Grant’s Tomb

by

01/30/2004

W 122nd St & Riverside Dr, New York, NY 10027

Neighborhood: Harlem

The garden in Riverside Park is fragrant and full of kids playing, but only several hundred yards away Grant’s Tomb maintains its atmosphere of austerity and stillness.

The sign on the plaza outside the Tomb, under the sycamores, reads NO ALCOHOLIC BEVERAGES. And immediately one thinks of whiskey and of the General in his Union-blue private’s coat and of the roughness of his appearance and the sadness in his eyes. Is this one of the reasons we are so consistently drawn to these men–their sadness? Grant, Lincoln, Sherman: Some of the greatest vessels for sadness the world has ever known. Fathers, every one–our fathers–saints and sinners both. But they got the job done. They won the war. They preserved the Union. They held the house together. And they stood by each other. It moves me so much to her Sherman tell of how Grant stood by him when he, Sherman, was crazy, and how Sherman stood by Grant when grant was down on his luck and being vilified as a drunk in the press. Protect your flank.

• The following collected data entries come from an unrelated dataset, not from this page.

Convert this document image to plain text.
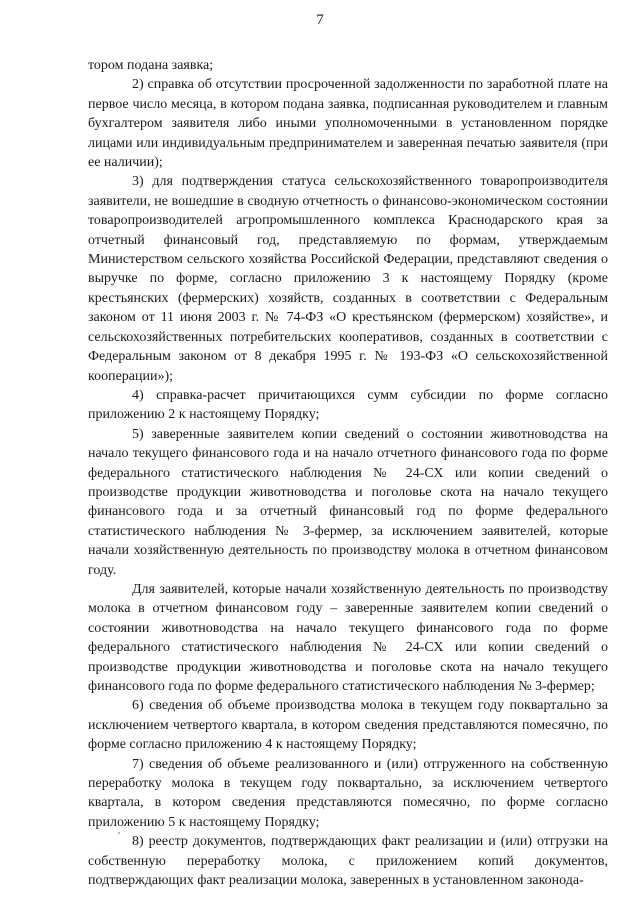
7

тором подана заявка;

2) справка об отсутствии просроченной задолженности по заработной плате на первое число месяца, в котором подана заявка, подписанная руководителем и главным бухгалтером заявителя либо иными уполномоченными в установленном порядке лицами или индивидуальным предпринимателем и заверенная печатью заявителя (при ее наличии);

3) для подтверждения статуса сельскохозяйственного товаропроизводителя заявители, не вошедшие в сводную отчетность о финансово-экономическом состоянии товаропроизводителей агропромышленного комплекса Краснодарского края за отчетный финансовый год, представляемую по формам, утверждаемым Министерством сельского хозяйства Российской Федерации, представляют сведения о выручке по форме, согласно приложению 3 к настоящему Порядку (кроме крестьянских (фермерских) хозяйств, созданных в соответствии с Федеральным законом от 11 июня 2003 г. № 74-ФЗ «О крестьянском (фермерском) хозяйстве», и сельскохозяйственных потребительских кооперативов, созданных в соответствии с Федеральным законом от 8 декабря 1995 г. № 193-ФЗ «О сельскохозяйственной кооперации»);

4) справка-расчет причитающихся сумм субсидии по форме согласно приложению 2 к настоящему Порядку;

5) заверенные заявителем копии сведений о состоянии животноводства на начало текущего финансового года и на начало отчетного финансового года по форме федерального статистического наблюдения № 24-СХ или копии сведений о производстве продукции животноводства и поголовье скота на начало текущего финансового года и за отчетный финансовый год по форме федерального статистического наблюдения № 3-фермер, за исключением заявителей, которые начали хозяйственную деятельность по производству молока в отчетном финансовом году.

Для заявителей, которые начали хозяйственную деятельность по производству молока в отчетном финансовом году – заверенные заявителем копии сведений о состоянии животноводства на начало текущего финансового года по форме федерального статистического наблюдения № 24-СХ или копии сведений о производстве продукции животноводства и поголовье скота на начало текущего финансового года по форме федерального статистического наблюдения № 3-фермер;

6) сведения об объеме производства молока в текущем году поквартально за исключением четвертого квартала, в котором сведения представляются помесячно, по форме согласно приложению 4 к настоящему Порядку;

7) сведения об объеме реализованного и (или) отгруженного на собственную переработку молока в текущем году поквартально, за исключением четвертого квартала, в котором сведения представляются помесячно, по форме согласно приложению 5 к настоящему Порядку;

8) реестр документов, подтверждающих факт реализации и (или) отгрузки на собственную переработку молока, с приложением копий документов, подтверждающих факт реализации молока, заверенных в установленном законода-
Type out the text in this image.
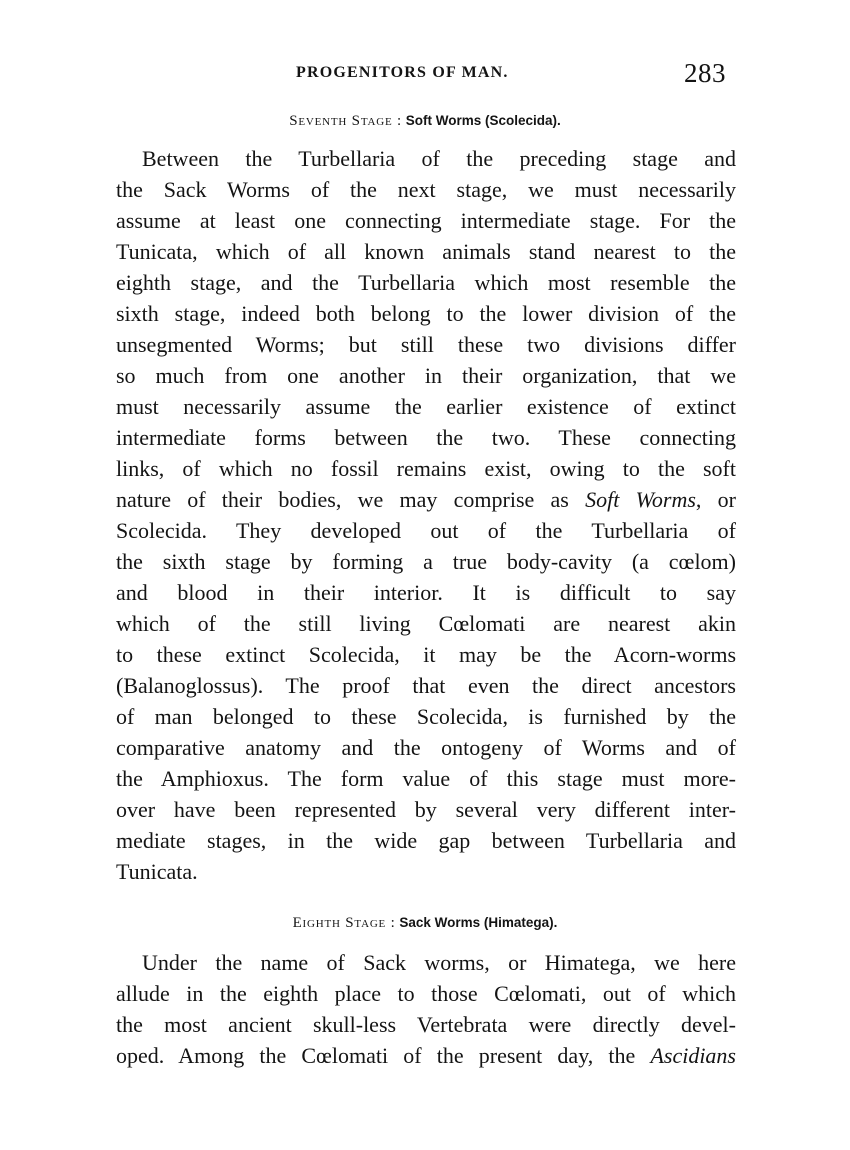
PROGENITORS OF MAN.	283
Seventh Stage : Soft Worms (Scolecida).
Between the Turbellaria of the preceding stage and
the Sack Worms of the next stage, we must necessarily
assume at least one connecting intermediate stage. For the
Tunicata, which of all known animals stand nearest to the
eighth stage, and the Turbellaria which most resemble the
sixth stage, indeed both belong to the lower division of the
unsegmented Worms; but still these two divisions differ
so much from one another in their organization, that we
must necessarily assume the earlier existence of extinct
intermediate forms between the two. These connecting
links, of which no fossil remains exist, owing to the soft
nature of their bodies, we may comprise as Soft Worms, or
Scolecida. They developed out of the Turbellaria of
the sixth stage by forming a true body-cavity (a cœlom)
and blood in their interior. It is difficult to say
which of the still living Cœlomati are nearest akin
to these extinct Scolecida, it may be the Acorn-worms
(Balanoglossus). The proof that even the direct ancestors
of man belonged to these Scolecida, is furnished by the
comparative anatomy and the ontogeny of Worms and of
the Amphioxus. The form value of this stage must more-
over have been represented by several very different inter-
mediate stages, in the wide gap between Turbellaria and
Tunicata.
Eighth Stage : Sack Worms (Himatega).
Under the name of Sack worms, or Himatega, we here
allude in the eighth place to those Cœlomati, out of which
the most ancient skull-less Vertebrata were directly devel-
oped. Among the Cœlomati of the present day, the Ascidians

The tomb, as always, is scarcely visited. As always, I lean over the lip of the balustrade encircling the well of the rotunda. As always, it seems staggering that Ulysses S. and Julia D. have left their actual remains here in these sarcophagi, here in this indifferent city. I descend to the lower rotunda, down the symmetrical marble stairwell. Softly I whistle “The Battle Hymn of the Republic,” trying to sound straightforward about it, but I guess there is no getting away from the fact that it carries a sentimental freight. It still seems the right sound for this place.

I look around. The general’s generals have been given bronze busts, and they stare out from recesses in the rotunda walls like lost passengers in forgotten subway stops. Thomas, the Rock of Chickamauga. Sherman. McPherson, and Tiny Philip Sheridan.

Above, one park ranger, a man, stands looking down into the Grant sarcophagi, and bellows at top volume, as if he were at home and the bathtub were overflowing, “JANE! JANE! YO, JANE!” Meanwhile, I am standing at the knick-knack and postcard cash register, but this man can’t take my money because of whatever crisis is making him howl Jane’s name at the top of his voice in the sacred tomb of the of the 18th President of the United States.

When he finally comes over, full of insincere apology, he snatches at my money and says that it’s the Japanese–“These Japanese tourists who don’t know where they’re going”–and off he goes again, like a Jack-in-the-Box, rapidly unfolding a new York City subway map to show a group of stranded Japanese tourists.

On the walk back, it all weighs a little heavier than on the walk in. I’m hungry, mainly, I guess, and tired, and I have to fight hard to keep my feelings about last night’s pleasant but unexciting date and this morning’s slight spiritlessness under control. I wish I didn’t feel this way or think this way–wish I would just shut up and get down to some real work, but I can’t seem to find the will.